Ethereum 11.29 market analysis and trading strategy

I. Market review and current situation

At 9:00 am on November 29, the price of Ethereum was 3558. At this moment, it is near the key neckline of 3550 and has successfully held this important position. Judging from yesterday's trend, Ethereum stretched rapidly from 3300 on the fast line, reaching a maximum of 3688, and then stepped back to the support level of 3530 corresponding to the golden section line 0.618, which was proven to be effective. At present, Ethereum has entered the second stage of the ladder-like upward movement and is sprinting towards the third stage.
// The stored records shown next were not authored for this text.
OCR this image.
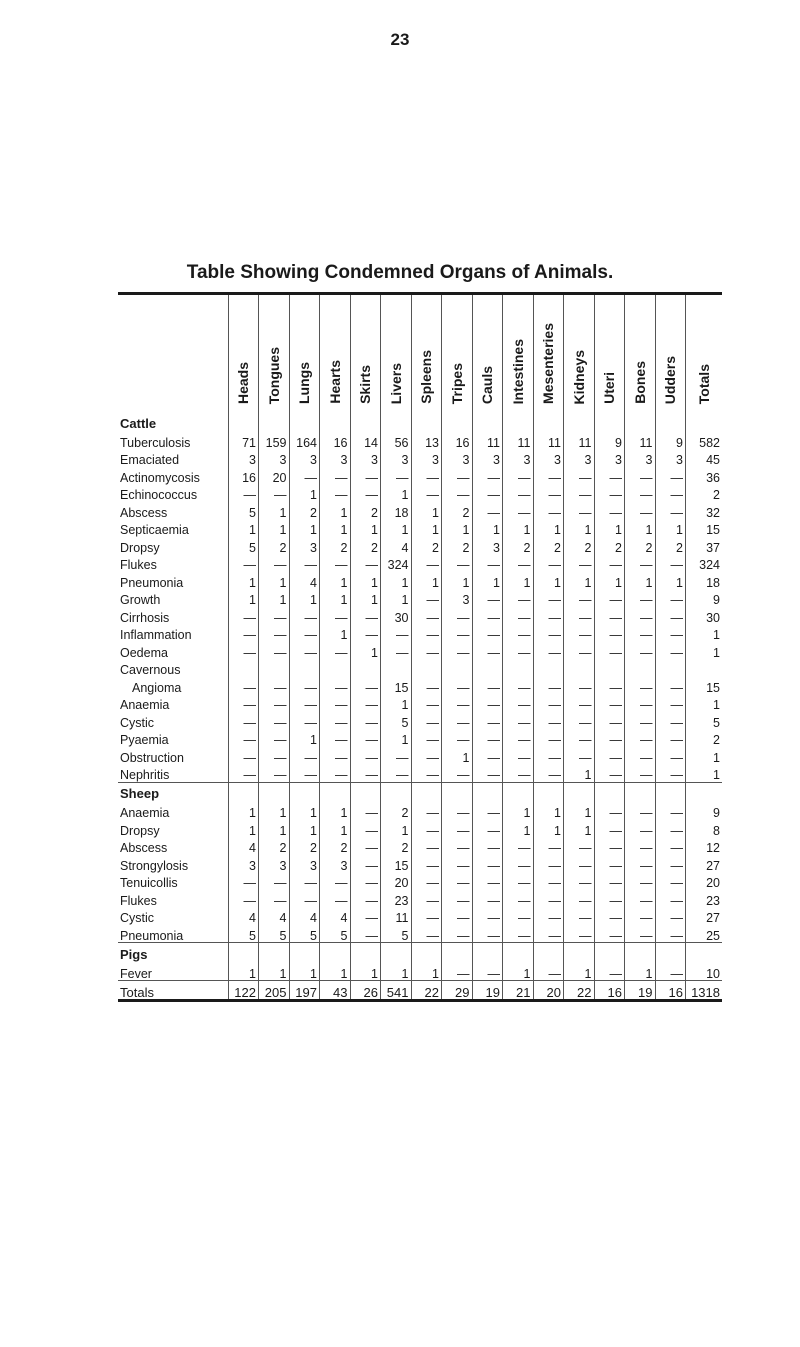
23
Table Showing Condemned Organs of Animals.

	Heads	Tongues	Lungs	Hearts	Skirts	Livers	Spleens	Tripes	Cauls	Intestines	Mesenteries	Kidneys	Uteri	Bones	Udders	Totals

Cattle																
Tuberculosis	71	159	164	16	14	56	13	16	11	11	11	11	9	11	9	582
Emaciated	3	3	3	3	3	3	3	3	3	3	3	3	3	3	3	45
Actinomycosis	16	20	—	—	—	—	—	—	—	—	—	—	—	—	—	36
Echinococcus	—	—	1	—	—	1	—	—	—	—	—	—	—	—	—	2
Abscess	5	1	2	1	2	18	1	2	—	—	—	—	—	—	—	32
Septicaemia	1	1	1	1	1	1	1	1	1	1	1	1	1	1	1	15
Dropsy	5	2	3	2	2	4	2	2	3	2	2	2	2	2	2	37
Flukes	—	—	—	—	—	324	—	—	—	—	—	—	—	—	—	324
Pneumonia	1	1	4	1	1	1	1	1	1	1	1	1	1	1	1	18
Growth	1	1	1	1	1	1	—	3	—	—	—	—	—	—	—	9
Cirrhosis	—	—	—	—	—	30	—	—	—	—	—	—	—	—	—	30
Inflammation	—	—	—	1	—	—	—	—	—	—	—	—	—	—	—	1
Oedema	—	—	—	—	1	—	—	—	—	—	—	—	—	—	—	1
Cavernous																
Angioma	—	—	—	—	—	15	—	—	—	—	—	—	—	—	—	15
Anaemia	—	—	—	—	—	1	—	—	—	—	—	—	—	—	—	1
Cystic	—	—	—	—	—	5	—	—	—	—	—	—	—	—	—	5
Pyaemia	—	—	1	—	—	1	—	—	—	—	—	—	—	—	—	2
Obstruction	—	—	—	—	—	—	—	1	—	—	—	—	—	—	—	1
Nephritis	—	—	—	—	—	—	—	—	—	—	—	1	—	—	—	1
Sheep																
Anaemia	1	1	1	1	—	2	—	—	—	1	1	1	—	—	—	9
Dropsy	1	1	1	1	—	1	—	—	—	1	1	1	—	—	—	8
Abscess	4	2	2	2	—	2	—	—	—	—	—	—	—	—	—	12
Strongylosis	3	3	3	3	—	15	—	—	—	—	—	—	—	—	—	27
Tenuicollis	—	—	—	—	—	20	—	—	—	—	—	—	—	—	—	20
Flukes	—	—	—	—	—	23	—	—	—	—	—	—	—	—	—	23
Cystic	4	4	4	4	—	11	—	—	—	—	—	—	—	—	—	27
Pneumonia	5	5	5	5	—	5	—	—	—	—	—	—	—	—	—	25
Pigs																
Fever	1	1	1	1	1	1	1	—	—	1	—	1	—	1	—	10
Totals	122	205	197	43	26	541	22	29	19	21	20	22	16	19	16	1318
II. Technical indicator analysis

(I) Daily K-line indicator

Before the release of the daily K-line, the highest was 3686 and the lowest was 3550. The upward mesh diffusion of the EMA trend indicator has ended, but the MACD volume increase stretch is still continuing, and DIF and DEA are still in a high-level diffusion and pull-up state. The Bollinger Bands are open. Although the K-line broke through the upper rail yesterday, it has now returned to the upper rail 3594 channel. The pressure at this position is relatively weak.
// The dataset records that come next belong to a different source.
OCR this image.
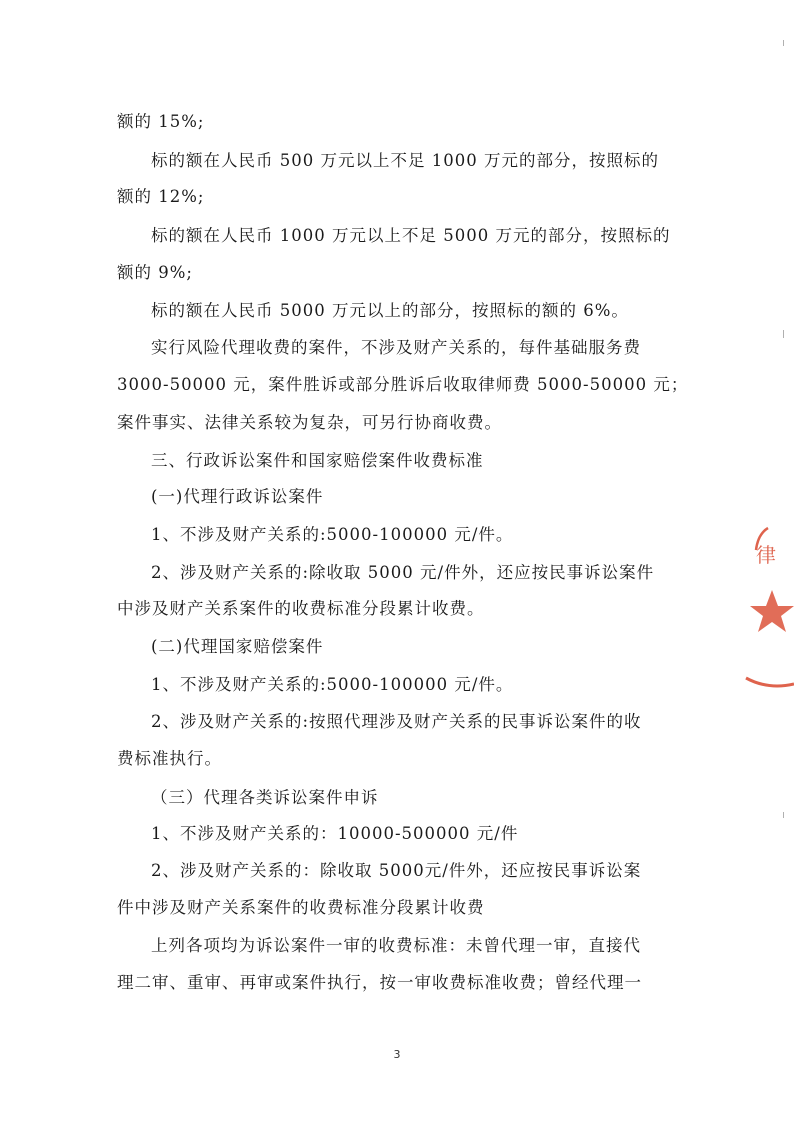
额的 15%;
标的额在人民币 500 万元以上不足 1000 万元的部分，按照标的
额的 12%;
标的额在人民币 1000 万元以上不足 5000 万元的部分，按照标的
额的 9%;
标的额在人民币 5000 万元以上的部分，按照标的额的 6%。
实行风险代理收费的案件，不涉及财产关系的，每件基础服务费
3000-50000 元，案件胜诉或部分胜诉后收取律师费 5000-50000 元；
案件事实、法律关系较为复杂，可另行协商收费。
三、行政诉讼案件和国家赔偿案件收费标准
(一)代理行政诉讼案件
1、不涉及财产关系的:5000-100000 元/件。
2、涉及财产关系的:除收取 5000 元/件外，还应按民事诉讼案件
中涉及财产关系案件的收费标准分段累计收费。
(二)代理国家赔偿案件
1、不涉及财产关系的:5000-100000 元/件。
2、涉及财产关系的:按照代理涉及财产关系的民事诉讼案件的收
费标准执行。
（三）代理各类诉讼案件申诉
1、不涉及财产关系的：10000-500000 元/件
2、涉及财产关系的：除收取 5000元/件外，还应按民事诉讼案
件中涉及财产关系案件的收费标准分段累计收费
上列各项均为诉讼案件一审的收费标准：未曾代理一审，直接代
理二审、重审、再审或案件执行，按一审收费标准收费；曾经代理一
3
律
(II) Four-hour K-line indicators

The four-hour K-line has continuously stood firm at the EMA15 trend support of 3530. MACD volume has decreased and the top divergence has continued. DIF and DEA have shrunk downward at high levels, while the K-line is blocked at the trend high. The Bollinger Bands are also in an open state, with the upper rail pressure at 3704 and the middle rail support at 3475.
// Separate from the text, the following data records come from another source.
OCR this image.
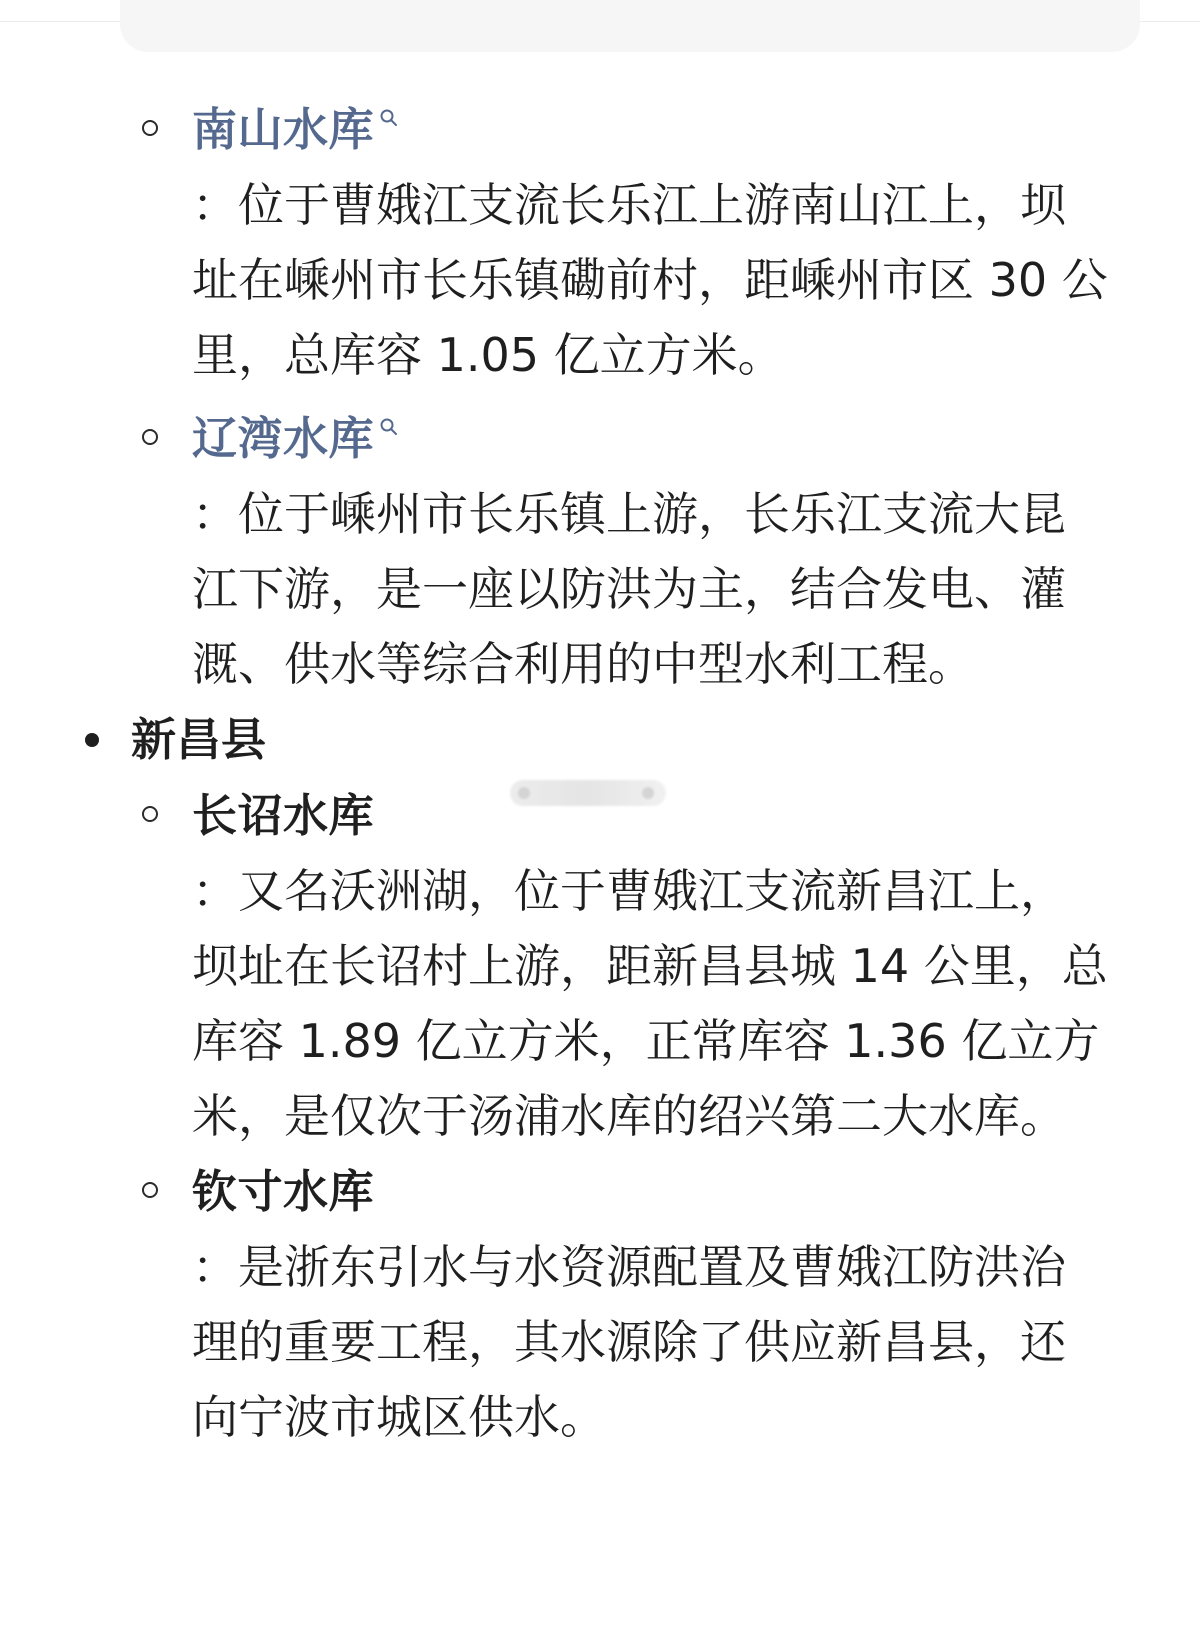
南山水库
：位于曹娥江支流长乐江上游南山江上，坝
址在嵊州市长乐镇磡前村，距嵊州市区 30 公
里，总库容 1.05 亿立方米。
辽湾水库
：位于嵊州市长乐镇上游，长乐江支流大昆
江下游，是一座以防洪为主，结合发电、灌
溉、供水等综合利用的中型水利工程。
新昌县
长诏水库
：又名沃洲湖，位于曹娥江支流新昌江上，
坝址在长诏村上游，距新昌县城 14 公里，总
库容 1.89 亿立方米，正常库容 1.36 亿立方
米，是仅次于汤浦水库的绍兴第二大水库。
钦寸水库
：是浙东引水与水资源配置及曹娥江防洪治
理的重要工程，其水源除了供应新昌县，还
向宁波市城区供水。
Judging from various technical indicators, Ethereum's bullish trend is still continuing. III. Trading strategy

(I) Long strategy

Considering the impact of sector rotation, when arranging long orders, it is recommended to wait for the key support level to be stepped back before making a decision. The current neckline is not an ideal first entry point for long orders. If the price drops further, you can choose to enter the market in the 3450 to 3500 range to go long. Set the defensive position at 3400 to 3350, stop loss 50 points, target price first look at 3600 to 3650, if successfully broken through, further look at 3700 to 3750.

(II) Short strategy

For short operations, short orders can be arranged when the price rises to the range of 3800 to 3850. The defensive position is set at 3900 to 3950, stop loss 50 points, target first look at 3700 to 3600, once broken, it is expected to drop to 3500 to 3450.